Key Takeaways
- CEO Irving Tan divested 20,000 WDC shares on May 1, generating approximately $8.24M through a pre-arranged 10b5-1 plan
- Vidyadhara Gubbi, Chief of Global Operations, liquidated 4,674 shares on May 4 for roughly $2.07M
- WDC stock currently stands at $465.26, approaching its 52-week peak of $480.11
- The company exceeded Q3 FY2026 expectations with earnings per share of $2.72 versus analyst projections of $2.36
- Insider transaction data reveals 32 sales and no purchases over the trailing twelve months
Senior executives at Western Digital have collectively liquidated more than $10 million in company shares over recent days, occurring as WDC stock hovers near its yearly peak.
Western Digital Corporation, WDC
Chief Executive Irving Tan executed a sale of 20,000 shares on May 1, 2026, with transactions priced in the $406.52 to $415.02 range per share. The aggregate value reached approximately $8.24 million.
This transaction occurred through a Rule 10b5-1 trading arrangement, which Tan established on May 12, 2025. Such programs are predetermined, meaning they don’t automatically reflect immediate responses to market dynamics.
Following this divestiture, Tan maintains direct ownership of 598,150 Western Digital shares.
Mere days afterward, on May 4, Vidyadhara Gubbi, who serves as Chief of Global Operations, offloaded 4,674 shares at a price point of $443.19 per share. This sale generated approximately $2.07 million.

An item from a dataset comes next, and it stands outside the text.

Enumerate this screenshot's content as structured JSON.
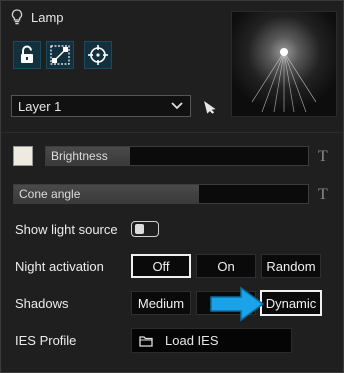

Post-transaction, Gubbi retains ownership of 90,041 Western Digital shares.
Throughout the previous twelve months, Gubbi has divested a cumulative 67,047 shares without making any purchases.
Absence of Insider Purchases Over Past Year
The comprehensive insider trading pattern at Western Digital reveals a distinctly unidirectional trend. Throughout the last year, company insiders have executed 32 sales while recording zero acquisitions.

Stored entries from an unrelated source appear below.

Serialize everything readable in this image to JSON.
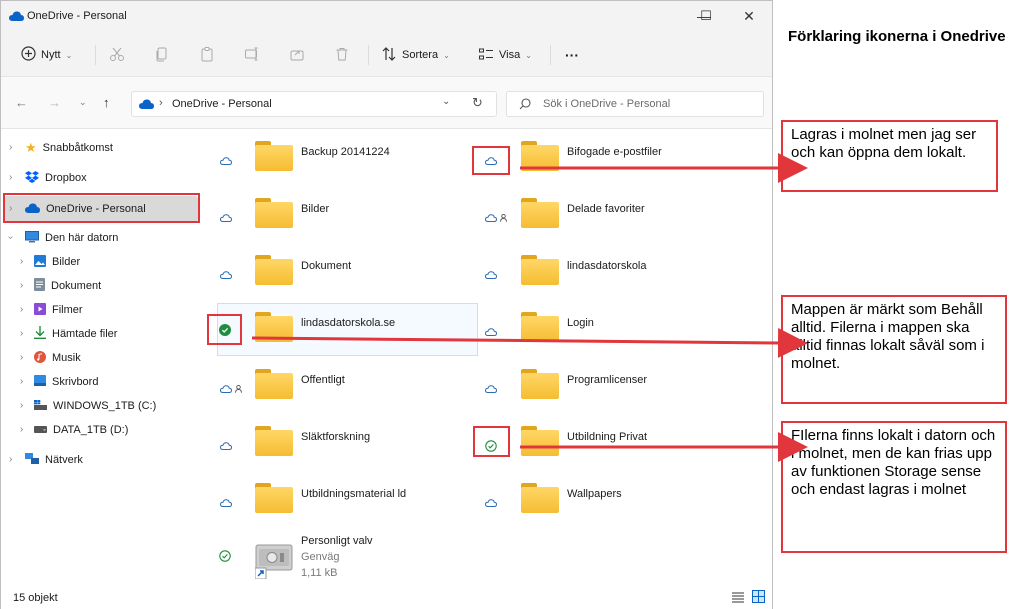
{
  "window": {
    "title": "OneDrive - Personal",
    "controls": {
      "minimize": "—",
      "maximize": "☐",
      "close": "✕"
    }
  },
  "toolbar": {
    "new_label": "Nytt",
    "sort_label": "Sortera",
    "view_label": "Visa",
    "more_label": "···"
  },
  "address": {
    "path": "OneDrive - Personal",
    "search_placeholder": "Sök i OneDrive - Personal"
  },
  "sidebar": {
    "items": [
      {
        "label": "Snabbåtkomst"
      },
      {
        "label": "Dropbox"
      },
      {
        "label": "OneDrive - Personal"
      },
      {
        "label": "Den här datorn"
      },
      {
        "label": "Bilder"
      },
      {
        "label": "Dokument"
      },
      {
        "label": "Filmer"
      },
      {
        "label": "Hämtade filer"
      },
      {
        "label": "Musik"
      },
      {
        "label": "Skrivbord"
      },
      {
        "label": "WINDOWS_1TB (C:)"
      },
      {
        "label": "DATA_1TB (D:)"
      },
      {
        "label": "Nätverk"
      }
    ]
  },
  "folders": [
    {
      "name": "Backup 20141224",
      "status": "cloud"
    },
    {
      "name": "Bifogade e-postfiler",
      "status": "cloud"
    },
    {
      "name": "Bilder",
      "status": "cloud"
    },
    {
      "name": "Delade favoriter",
      "status": "cloud-shared"
    },
    {
      "name": "Dokument",
      "status": "cloud"
    },
    {
      "name": "lindasdatorskola",
      "status": "cloud"
    },
    {
      "name": "lindasdatorskola.se",
      "status": "always-keep"
    },
    {
      "name": "Login",
      "status": "cloud"
    },
    {
      "name": "Offentligt",
      "status": "cloud-shared"
    },
    {
      "name": "Programlicenser",
      "status": "cloud"
    },
    {
      "name": "Släktforskning",
      "status": "cloud"
    },
    {
      "name": "Utbildning Privat",
      "status": "local"
    },
    {
      "name": "Utbildningsmaterial ld",
      "status": "cloud"
    },
    {
      "name": "Wallpapers",
      "status": "cloud"
    }
  ],
  "vault": {
    "name": "Personligt valv",
    "type": "Genväg",
    "size": "1,11 kB",
    "status": "local"
  },
  "statusbar": {
    "count": "15 objekt"
  },
  "annotations": {
    "heading": "Förklaring ikonerna i Onedrive",
    "callout_cloud": "Lagras i molnet men jag ser och kan öppna dem lokalt.",
    "callout_always": "Mappen är märkt som Behåll alltid. Filerna i mappen ska alltid finnas lokalt såväl som i molnet.",
    "callout_local": "FIlerna finns lokalt i datorn och i molnet, men de kan frias upp av funktionen Storage sense och endast lagras i molnet"
  },
  "colors": {
    "accent": "#0a64c8",
    "annotation": "#e0363c",
    "folder": "#f5bd32",
    "synced": "#1e8e3e"
  }
}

Nevertheless, insider divestiture by itself doesn’t necessarily indicate underlying problems — company leaders frequently sell shares for various personal financial management purposes, particularly after substantial stock appreciation.

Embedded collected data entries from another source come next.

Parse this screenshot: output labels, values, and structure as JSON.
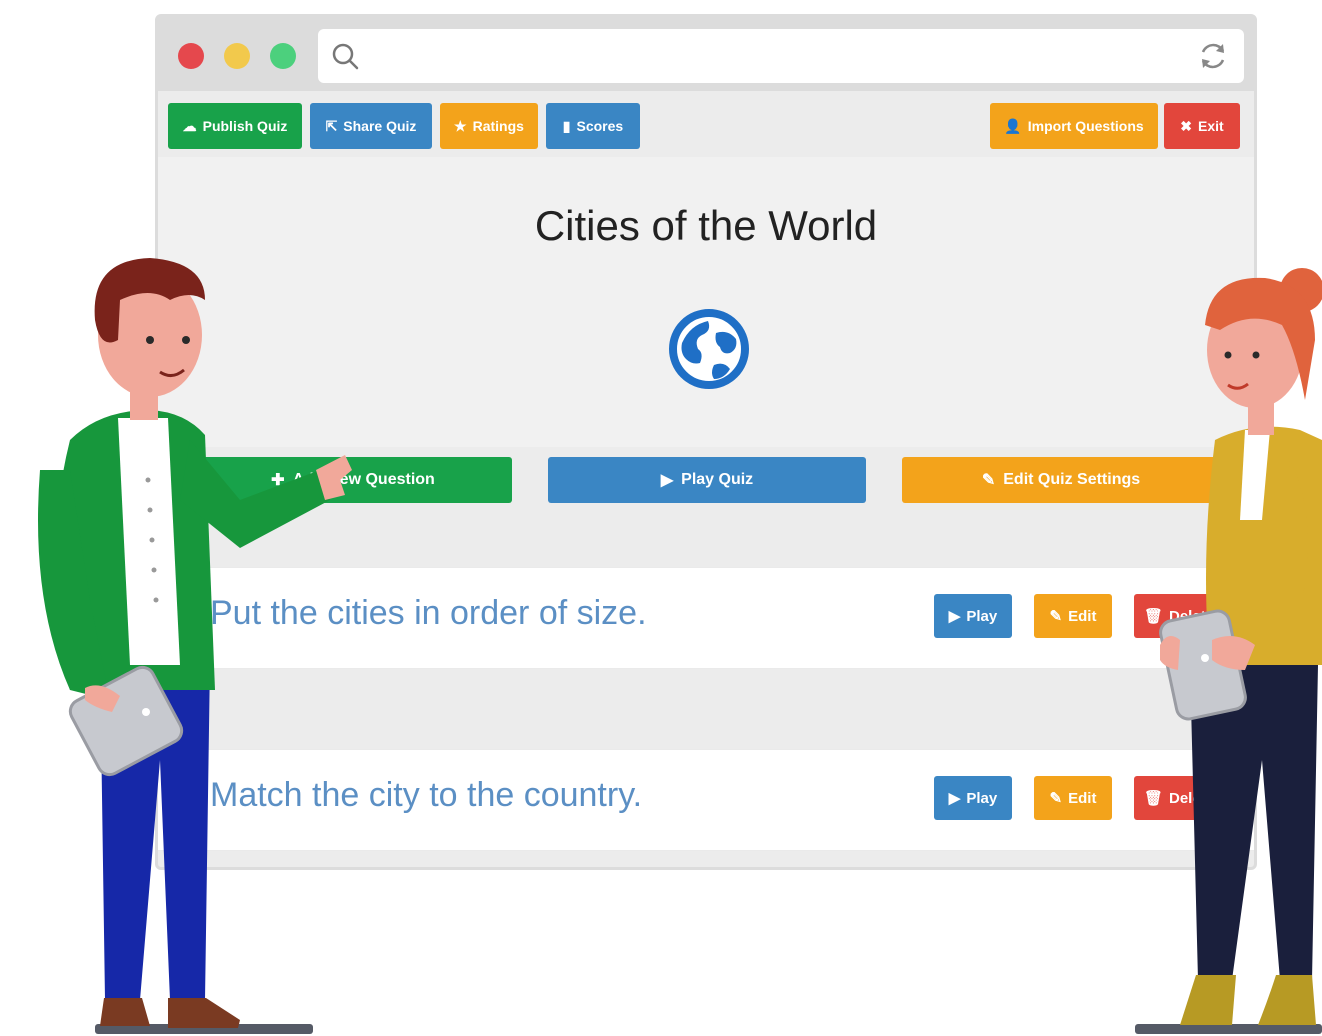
{
  "toolbar": {
    "publish": "Publish Quiz",
    "share": "Share Quiz",
    "ratings": "Ratings",
    "scores": "Scores",
    "import": "Import Questions",
    "exit": "Exit"
  },
  "quiz": {
    "title": "Cities of the World",
    "icon": "globe-icon"
  },
  "actions": {
    "add": "Add New Question",
    "play": "Play Quiz",
    "settings": "Edit Quiz Settings"
  },
  "questions": [
    {
      "text": "Put the cities in order of size.",
      "play": "Play",
      "edit": "Edit",
      "delete": "Delete"
    },
    {
      "text": "Match the city to the country.",
      "play": "Play",
      "edit": "Edit",
      "delete": "Delete"
    }
  ],
  "colors": {
    "green": "#18a24a",
    "blue": "#3a86c4",
    "orange": "#f3a31b",
    "red": "#e2463c"
  }
}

And Western Digital has experienced remarkable appreciation. The stock has delivered approximately 938% returns over the past twelve months, a surge that would logically trigger some profit realization.
During Gubbi’s transaction, WDC was valued at $443.19. Since that time, shares have advanced to $465.26, positioning close to the 52-week maximum of $480.11.
Robust Financial Performance Fueling Momentum
Western Digital delivered impressive figures for its third fiscal quarter of 2026. Earnings per share registered at $2.72, surpassing the analyst consensus of $2.36 by approximately 15%.
Topline revenue reached $3.34 billion, exceeding Wall Street’s $3.23 billion projection.
Management attributed performance to robust demand throughout its operational segments, with cloud storage offerings representing a standout growth driver.
Seventeen financial analysts subsequently increased their earnings projections following the quarterly disclosure.
WDC’s current price-to-earnings multiple registers at 43.57 according to latest available data. On the date of Gubbi’s transaction, the P/E ratio stood at 27.96, beneath the sector median of 32.1.
Nonetheless, GuruFocus categorizes the equity as significantly overvalued according to its GF Value methodology, which calculates intrinsic worth at $81.25 — resulting in a price-to-GF-Value multiple of 5.45.
Western Digital’s market capitalization approximated $171 billion at the moment of Gubbi’s divestiture.
The latest documented transaction remains Gubbi’s May 4 sale at $443.19, with WDC presently trading at $465.26, positioned near the upper boundary of its 52-week trading band.